Chief Justice Roberts, writing for the Court, noted the long history of private property being secured against uncompensated takings by the government, beginning with the Magna Carta some 800 years ago. In further support, Roberts cited a Supreme Court opinion from the late nineteenth century:
Nothing in this history suggests that personal property was any less protected against physical appropriation than real property. As this Court summed up in James v. Campbell, 104 U.S. 356, 358 (1882), a case concerning the alleged appropriation of a patent by the Government:
“[A patent] confers upon the patentee an exclusive property in the patented invention which cannot be appropriated or used by the government itself, without just compensation, any more than it can appropriate or use without compensation land which has been patented to a private purchaser.”
I am pleased to see the Supreme Court reiterate what it said over a century ago: A patented invention stands the same as other types of property, and its taking by the government without adequate compensation is unconstitutionally unjust.
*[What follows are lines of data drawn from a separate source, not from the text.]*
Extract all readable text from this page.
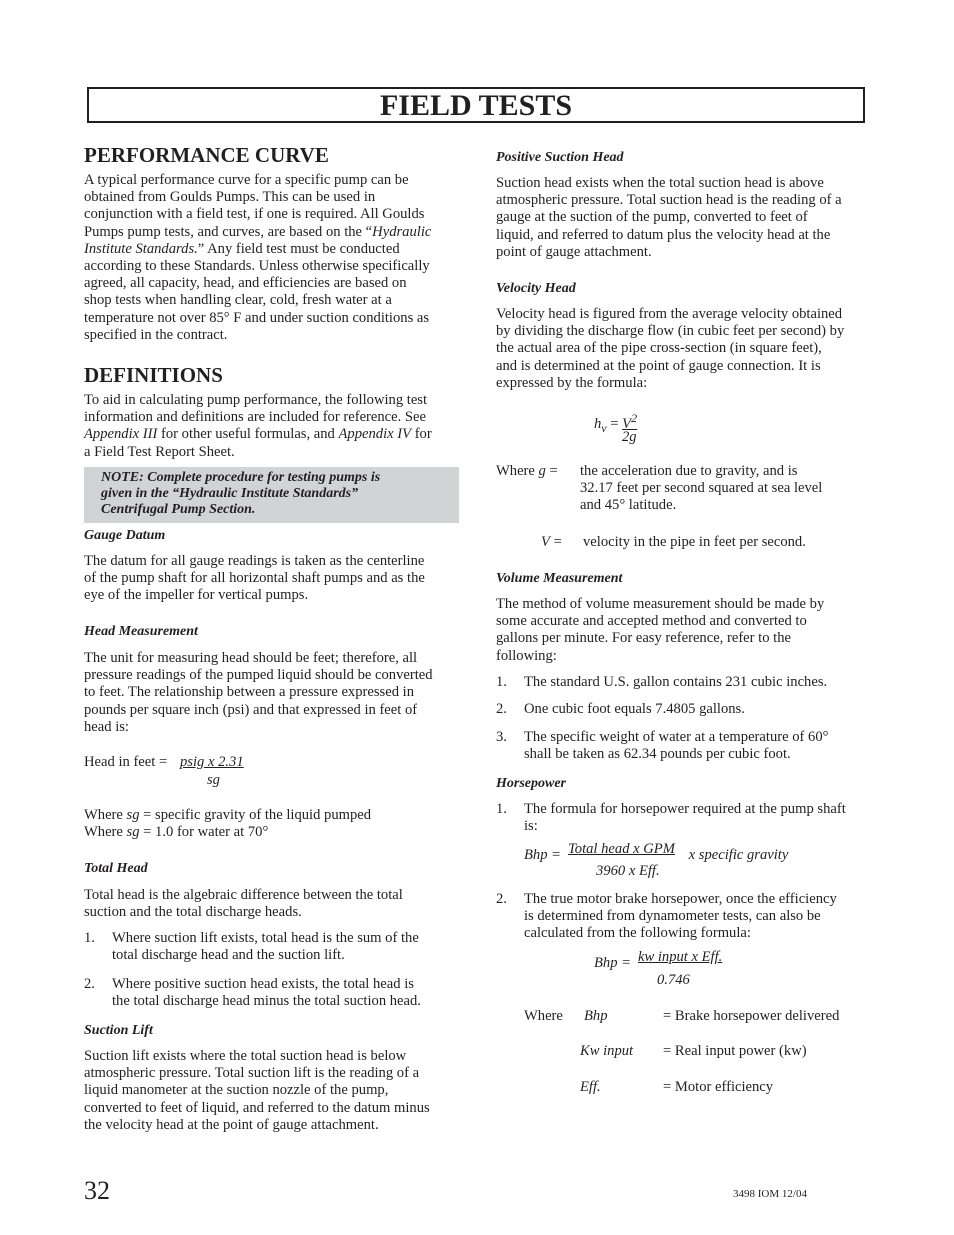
FIELD TESTS
PERFORMANCE CURVE
A typical performance curve for a specific pump can be
obtained from Goulds Pumps. This can be used in
conjunction with a field test, if one is required. All Goulds
Pumps pump tests, and curves, are based on the “Hydraulic
Institute Standards.” Any field test must be conducted
according to these Standards. Unless otherwise specifically
agreed, all capacity, head, and efficiencies are based on
shop tests when handling clear, cold, fresh water at a
temperature not over 85° F and under suction conditions as
specified in the contract.
DEFINITIONS
To aid in calculating pump performance, the following test
information and definitions are included for reference. See
Appendix III for other useful formulas, and Appendix IV for
a Field Test Report Sheet.
NOTE: Complete procedure for testing pumps is
given in the “Hydraulic Institute Standards”
Centrifugal Pump Section.
Gauge Datum
The datum for all gauge readings is taken as the centerline
of the pump shaft for all horizontal shaft pumps and as the
eye of the impeller for vertical pumps.
Head Measurement
The unit for measuring head should be feet; therefore, all
pressure readings of the pumped liquid should be converted
to feet. The relationship between a pressure expressed in
pounds per square inch (psi) and that expressed in feet of
head is:
Head in feet = psig x 2.31
sg
Where sg = specific gravity of the liquid pumped
Where sg = 1.0 for water at 70°
Total Head
Total head is the algebraic difference between the total
suction and the total discharge heads.
1. Where suction lift exists, total head is the sum of the
total discharge head and the suction lift.
2. Where positive suction head exists, the total head is
the total discharge head minus the total suction head.
Suction Lift
Suction lift exists where the total suction head is below
atmospheric pressure. Total suction lift is the reading of a
liquid manometer at the suction nozzle of the pump,
converted to feet of liquid, and referred to the datum minus
the velocity head at the point of gauge attachment.
Positive Suction Head
Suction head exists when the total suction head is above
atmospheric pressure. Total suction head is the reading of a
gauge at the suction of the pump, converted to feet of
liquid, and referred to datum plus the velocity head at the
point of gauge attachment.
Velocity Head
Velocity head is figured from the average velocity obtained
by dividing the discharge flow (in cubic feet per second) by
the actual area of the pipe cross-section (in square feet),
and is determined at the point of gauge connection. It is
expressed by the formula:
$h_v = V^2$
2g
Where g = the acceleration due to gravity, and is
32.17 feet per second squared at sea level
and 45° latitude.
V = velocity in the pipe in feet per second.
Volume Measurement
The method of volume measurement should be made by
some accurate and accepted method and converted to
gallons per minute. For easy reference, refer to the
following:
1. The standard U.S. gallon contains 231 cubic inches.
2. One cubic foot equals 7.4805 gallons.
3. The specific weight of water at a temperature of 60°
shall be taken as 62.34 pounds per cubic foot.
Horsepower
1. The formula for horsepower required at the pump shaft
is:
Bhp = Total head x GPM x specific gravity
3960 x Eff.
2. The true motor brake horsepower, once the efficiency
is determined from dynamometer tests, can also be
calculated from the following formula:
Bhp = kw input x Eff.
0.746
Where Bhp	= Brake horsepower delivered
Kw input = Real input power (kw)
Eff.	= Motor efficiency
32	3498 IOM 12/04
James Madison, the author of the Takings Clause, once wrote: “Government is instituted to protect property of every sort.” The Court’s decision today vindicates Madison’s intent to limit the government’s power to take property, both personal and real, without just compensation. And it extends a long line of cases recognizing that “property” in the constitutional sense subsumes all things arising from labor and invention.
Today’s opinion confirms my own historical research that has revealed deep flaws in the current conventional wisdom that early courts did not protect patents as constitutional private property under the Takings Clause. And it validates the point made in the amicus brief I signed onto with other property law professors that the Takings Clause applies with equal force to both personal and real property.
I applaud the Court for recognizing that intangible property such as patents deserve constitutional protection the same as any other type of property. Since the Founding of our great nation, this has always been true, and today’s decision helps guarantee that it will continue to be true for the centuries yet to come.